Ping and I've updated the patch since last time as follows:
- unittest scans assembly rather than the constprop dump because its
forward changed
- unittests should handle different hosts where any of
NO_DOT_IN_LABEL, NO_DOLLAR_IN_LABEL or __USER_LABEL_PREFIX__ may
be defined
- not 100% it's safe to change DECL_NAME to DECL_ASSEMBLER_NAME in
cgraph_node::create_virtual_clone, but I've attempted to reduce
some code duplication
- lto-partition.c: privatize_symbol_name_1 *does* need numbered
names
- but cold sections don't
- Expecting an IDENTIFIER_NODE in clone_function_name_1 avoids
unreliable string pointer use as pointed out in the first review
- renamed clone_function_name_1 and clone_function_name to
numbered_clone_function_name_1 and numbered_clone_function_name to
clarify purpose and discourage future unintended uses
Also bootstrapped and regtested.
- Michael
On 2018-08-02 03:05 PM, Michael Ploujnikov wrote:
> On 2018-08-01 06:37 AM, Richard Biener wrote:
>> On Tue, Jul 31, 2018 at 7:40 PM Michael Ploujnikov
>> wrote:
>>>
>>> On 2018-07-26 01:27 PM, Michael Ploujnikov wrote:
On 2018-07-24 09:57 AM, Michael Ploujnikov wrote:
> On 2018-07-20 06:05 AM, Richard Biener wrote:
>>> /* Return a new assembler name for a clone with SUFFIX of a decl named
>>> NAME. */
>>> @@ -521,14 +521,13 @@ tree
>>> clone_function_name_1 (const char *name, const char *suffix)
>>
>> pass this function the counter to use
>>
>>> {
>>>size_t len = strlen (name);
>>> - char *tmp_name, *prefix;
>>> + char *prefix;
>>>
>>>prefix = XALLOCAVEC (char, len + strlen (suffix) + 2);
>>>memcpy (prefix, name, len);
>>>strcpy (prefix + len + 1, suffix);
>>>prefix[len] = symbol_table::symbol_suffix_separator ();
>>> - ASM_FORMAT_PRIVATE_NAME (tmp_name, prefix, clone_fn_id_num++);
>>
>> and keep using ASM_FORMAT_PRIVATE_NAME here.
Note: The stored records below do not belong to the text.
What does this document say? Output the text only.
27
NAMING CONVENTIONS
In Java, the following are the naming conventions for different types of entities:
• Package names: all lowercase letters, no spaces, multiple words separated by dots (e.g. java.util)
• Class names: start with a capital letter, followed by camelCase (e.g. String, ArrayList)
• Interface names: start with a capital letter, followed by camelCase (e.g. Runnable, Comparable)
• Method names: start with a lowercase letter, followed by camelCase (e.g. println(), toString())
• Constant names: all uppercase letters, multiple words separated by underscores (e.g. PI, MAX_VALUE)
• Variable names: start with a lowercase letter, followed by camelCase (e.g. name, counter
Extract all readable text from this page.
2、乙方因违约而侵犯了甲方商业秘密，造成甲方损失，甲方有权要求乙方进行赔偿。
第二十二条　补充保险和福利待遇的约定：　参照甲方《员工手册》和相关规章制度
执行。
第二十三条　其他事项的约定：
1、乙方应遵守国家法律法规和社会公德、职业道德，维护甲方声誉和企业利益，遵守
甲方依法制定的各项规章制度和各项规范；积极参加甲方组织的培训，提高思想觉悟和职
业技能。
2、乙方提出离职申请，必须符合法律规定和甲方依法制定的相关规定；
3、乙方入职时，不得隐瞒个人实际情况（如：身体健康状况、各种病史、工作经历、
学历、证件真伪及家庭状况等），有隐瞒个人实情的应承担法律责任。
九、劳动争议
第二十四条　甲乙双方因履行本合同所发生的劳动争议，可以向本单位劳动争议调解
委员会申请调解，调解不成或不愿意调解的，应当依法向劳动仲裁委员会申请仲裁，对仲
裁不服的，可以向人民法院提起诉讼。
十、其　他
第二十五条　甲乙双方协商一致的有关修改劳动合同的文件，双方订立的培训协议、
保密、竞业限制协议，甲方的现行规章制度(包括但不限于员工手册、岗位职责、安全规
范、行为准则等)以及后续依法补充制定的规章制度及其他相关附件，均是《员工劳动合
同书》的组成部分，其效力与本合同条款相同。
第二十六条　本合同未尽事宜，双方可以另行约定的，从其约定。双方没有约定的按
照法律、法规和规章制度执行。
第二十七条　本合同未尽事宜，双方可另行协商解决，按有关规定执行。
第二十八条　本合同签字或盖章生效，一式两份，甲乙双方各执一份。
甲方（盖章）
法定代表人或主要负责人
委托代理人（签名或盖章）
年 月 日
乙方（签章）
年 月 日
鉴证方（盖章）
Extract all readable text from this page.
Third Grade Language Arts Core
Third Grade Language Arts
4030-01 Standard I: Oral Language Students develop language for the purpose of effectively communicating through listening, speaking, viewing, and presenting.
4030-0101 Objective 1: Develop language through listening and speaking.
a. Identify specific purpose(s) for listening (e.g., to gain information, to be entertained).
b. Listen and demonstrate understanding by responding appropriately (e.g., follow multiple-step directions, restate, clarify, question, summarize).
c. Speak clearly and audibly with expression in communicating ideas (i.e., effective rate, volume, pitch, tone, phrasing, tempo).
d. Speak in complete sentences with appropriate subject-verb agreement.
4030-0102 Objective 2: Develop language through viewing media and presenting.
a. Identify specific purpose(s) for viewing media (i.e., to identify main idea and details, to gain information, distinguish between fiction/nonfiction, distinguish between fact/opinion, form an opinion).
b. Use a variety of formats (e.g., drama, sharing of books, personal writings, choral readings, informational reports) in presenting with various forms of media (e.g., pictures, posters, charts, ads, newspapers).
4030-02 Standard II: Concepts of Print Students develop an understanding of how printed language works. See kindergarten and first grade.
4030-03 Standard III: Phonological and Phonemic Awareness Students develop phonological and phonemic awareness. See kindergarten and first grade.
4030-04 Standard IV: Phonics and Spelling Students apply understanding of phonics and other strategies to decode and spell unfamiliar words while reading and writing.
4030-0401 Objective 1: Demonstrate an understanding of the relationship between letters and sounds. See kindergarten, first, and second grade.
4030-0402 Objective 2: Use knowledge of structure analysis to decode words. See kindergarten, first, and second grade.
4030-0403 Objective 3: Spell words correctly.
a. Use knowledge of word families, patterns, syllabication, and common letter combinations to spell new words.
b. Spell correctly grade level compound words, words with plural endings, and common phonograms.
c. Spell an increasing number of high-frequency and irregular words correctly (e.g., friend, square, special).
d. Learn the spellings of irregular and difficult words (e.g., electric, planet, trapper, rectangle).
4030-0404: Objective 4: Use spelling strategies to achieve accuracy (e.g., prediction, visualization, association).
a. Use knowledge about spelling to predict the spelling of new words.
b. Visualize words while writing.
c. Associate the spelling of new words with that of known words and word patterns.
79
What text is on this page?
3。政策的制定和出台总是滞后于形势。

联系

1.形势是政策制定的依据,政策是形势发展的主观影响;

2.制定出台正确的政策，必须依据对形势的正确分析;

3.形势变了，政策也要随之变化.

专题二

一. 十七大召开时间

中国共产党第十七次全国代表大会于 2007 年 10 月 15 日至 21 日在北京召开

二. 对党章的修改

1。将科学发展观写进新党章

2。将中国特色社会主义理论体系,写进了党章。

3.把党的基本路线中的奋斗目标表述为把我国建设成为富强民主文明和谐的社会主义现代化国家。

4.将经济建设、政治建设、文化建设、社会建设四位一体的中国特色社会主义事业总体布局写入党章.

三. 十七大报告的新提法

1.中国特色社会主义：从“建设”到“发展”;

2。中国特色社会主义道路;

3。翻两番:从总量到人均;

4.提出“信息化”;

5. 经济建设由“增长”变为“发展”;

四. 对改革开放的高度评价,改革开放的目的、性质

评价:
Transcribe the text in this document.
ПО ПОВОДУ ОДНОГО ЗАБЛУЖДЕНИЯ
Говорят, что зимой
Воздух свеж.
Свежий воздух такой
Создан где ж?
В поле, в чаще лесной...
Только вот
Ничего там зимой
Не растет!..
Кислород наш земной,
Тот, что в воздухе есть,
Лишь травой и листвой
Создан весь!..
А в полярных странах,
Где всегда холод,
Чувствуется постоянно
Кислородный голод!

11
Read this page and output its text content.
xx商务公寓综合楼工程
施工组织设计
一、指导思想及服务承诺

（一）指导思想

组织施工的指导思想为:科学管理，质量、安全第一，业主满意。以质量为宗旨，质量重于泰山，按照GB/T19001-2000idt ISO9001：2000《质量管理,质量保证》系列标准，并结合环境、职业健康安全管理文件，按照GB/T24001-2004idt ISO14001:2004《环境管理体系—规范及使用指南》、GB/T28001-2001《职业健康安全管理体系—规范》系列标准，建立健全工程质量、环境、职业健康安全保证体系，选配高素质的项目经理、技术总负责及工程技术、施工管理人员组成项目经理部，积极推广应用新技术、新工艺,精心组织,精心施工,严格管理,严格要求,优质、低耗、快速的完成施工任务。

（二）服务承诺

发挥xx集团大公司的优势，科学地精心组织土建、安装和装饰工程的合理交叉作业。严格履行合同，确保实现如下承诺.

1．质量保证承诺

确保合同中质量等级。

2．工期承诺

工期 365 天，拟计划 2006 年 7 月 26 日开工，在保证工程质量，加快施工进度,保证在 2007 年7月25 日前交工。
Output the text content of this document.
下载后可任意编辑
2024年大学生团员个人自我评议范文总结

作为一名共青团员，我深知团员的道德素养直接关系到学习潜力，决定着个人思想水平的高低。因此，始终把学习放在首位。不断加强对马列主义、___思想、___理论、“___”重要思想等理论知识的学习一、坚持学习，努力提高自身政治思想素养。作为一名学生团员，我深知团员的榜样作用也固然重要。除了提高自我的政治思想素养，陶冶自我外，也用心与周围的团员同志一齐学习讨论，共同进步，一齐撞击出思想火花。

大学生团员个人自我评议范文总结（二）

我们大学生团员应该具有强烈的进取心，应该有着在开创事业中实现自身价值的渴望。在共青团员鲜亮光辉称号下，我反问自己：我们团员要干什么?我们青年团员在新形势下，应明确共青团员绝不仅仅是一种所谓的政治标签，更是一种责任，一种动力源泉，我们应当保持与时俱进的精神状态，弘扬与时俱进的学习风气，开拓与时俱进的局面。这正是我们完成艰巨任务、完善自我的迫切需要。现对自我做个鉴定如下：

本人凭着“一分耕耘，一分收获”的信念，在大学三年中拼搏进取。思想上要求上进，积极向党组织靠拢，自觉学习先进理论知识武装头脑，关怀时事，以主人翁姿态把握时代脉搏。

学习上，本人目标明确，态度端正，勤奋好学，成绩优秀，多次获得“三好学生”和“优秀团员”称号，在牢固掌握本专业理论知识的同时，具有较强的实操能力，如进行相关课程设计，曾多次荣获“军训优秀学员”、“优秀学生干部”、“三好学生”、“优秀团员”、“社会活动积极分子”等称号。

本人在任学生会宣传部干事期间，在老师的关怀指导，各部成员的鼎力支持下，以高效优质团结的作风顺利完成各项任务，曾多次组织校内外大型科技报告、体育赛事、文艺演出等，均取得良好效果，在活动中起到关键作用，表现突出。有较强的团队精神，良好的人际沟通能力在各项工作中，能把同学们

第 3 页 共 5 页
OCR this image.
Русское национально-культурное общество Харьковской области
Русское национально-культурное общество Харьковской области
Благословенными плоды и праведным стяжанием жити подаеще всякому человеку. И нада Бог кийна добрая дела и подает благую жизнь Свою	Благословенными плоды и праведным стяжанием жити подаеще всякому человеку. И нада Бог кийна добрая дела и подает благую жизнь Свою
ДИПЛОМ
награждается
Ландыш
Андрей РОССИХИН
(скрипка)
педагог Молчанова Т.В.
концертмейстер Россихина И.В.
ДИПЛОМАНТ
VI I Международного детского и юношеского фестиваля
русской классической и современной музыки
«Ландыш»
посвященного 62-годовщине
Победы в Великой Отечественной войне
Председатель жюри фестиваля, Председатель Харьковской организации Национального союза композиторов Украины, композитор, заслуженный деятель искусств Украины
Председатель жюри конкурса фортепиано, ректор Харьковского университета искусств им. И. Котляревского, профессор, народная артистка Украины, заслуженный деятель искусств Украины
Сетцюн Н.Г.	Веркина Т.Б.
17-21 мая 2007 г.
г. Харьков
You need to change
>> the lto/lto-partition.c caller (just use zero as counter).
>>
>>> - return get_identifier (tmp_name);
>>> + return get_identifier (prefix);
>>> }
>>>
>>> /* Return a new assembler name for a clone of DECL with SUFFIX. */
>>> @@ -537,7 +536,17 @@ tree
>>> clone_function_name (tree decl, const char *suffix)
>>> {
>>>tree name = DECL_ASSEMBLER_NAME (decl);
>>> - return clone_function_name_1 (IDENTIFIER_POINTER (name), suffix);
>>> + const char *decl_name = IDENTIFIER_POINTER (name);
>>> + char *numbered_name;
>>> + unsigned int *suffix_counter;
>>> + if (!clone_fn_ids) {
>>> +/* Initialize the per-function counter hash table if this is the
>>> first call */
>>> +clone_fn_ids = hash_map::create_ggc (64);
>>> + }
>>
>> I still do not like throwing memory at the problem in this way for the
>> little benefit
>> this change provides :/
>>
>> So no approval from me at this point...
>>
>> Richard.
>
> Can you give me an idea of the memory constraints that are involved?
>
> The highest memory usage increase that I could find was when compiling
> a source file (from Linux) with roughly 10,000 functions. It showed a 2kB
> increase over the before-patch use of 6936kB which is barely 0.03%.
>
> Using a single counter can result in more confusing namespacing when
> you have .bar.clone.4 despite there only being 3 clones of .bar.
>
> From a practical point of view this change is helpful to anyone
> diffing binary output such as forensic analysts, Debian Reproducible
> Builds or even someone validating compiler output (before and after an
> input
> source patch). The extra changes that this patch alleviates are a
> distraction and could even be misleading. For example, applying a
> source patch to the same Linux source produces the following binary
> diff before my change:
>
> --- /tmp/output.o.objdump
> +++ /tmp/patched-output.o.objdump
> @@ -1,5 +1,5 @@
>
> -/tmp/uverbs_cmd/output.o: file format elf32-i386
> +/tmp/uverbs_cmd/patched-output.o: file format elf32-i386
>
>
> Disassembly of section .text.get_order:
> @@ -265,12 +265,12 @@
> 3: e9 fc ff ff ff jmp4
> 4: R_386_PC32 .text.put_uobj_read
>
> -Disassembly of section .text.trace_kmalloc.constprop.3:
> +Disassembly of section .text.trace_kmalloc.constprop.4:
>
> - :
> + :
> 0: 83 3d 04 00 00 00 00cmpl $0x0,0x4
> 2: R_386_32 __tracepoint_kmalloc
> - 7: 74 34 je 3d
>
> + 7: 74 34 je 3d
>
> 9: 55 push %ebp
> a: 89 cd mov%ecx,%ebp
>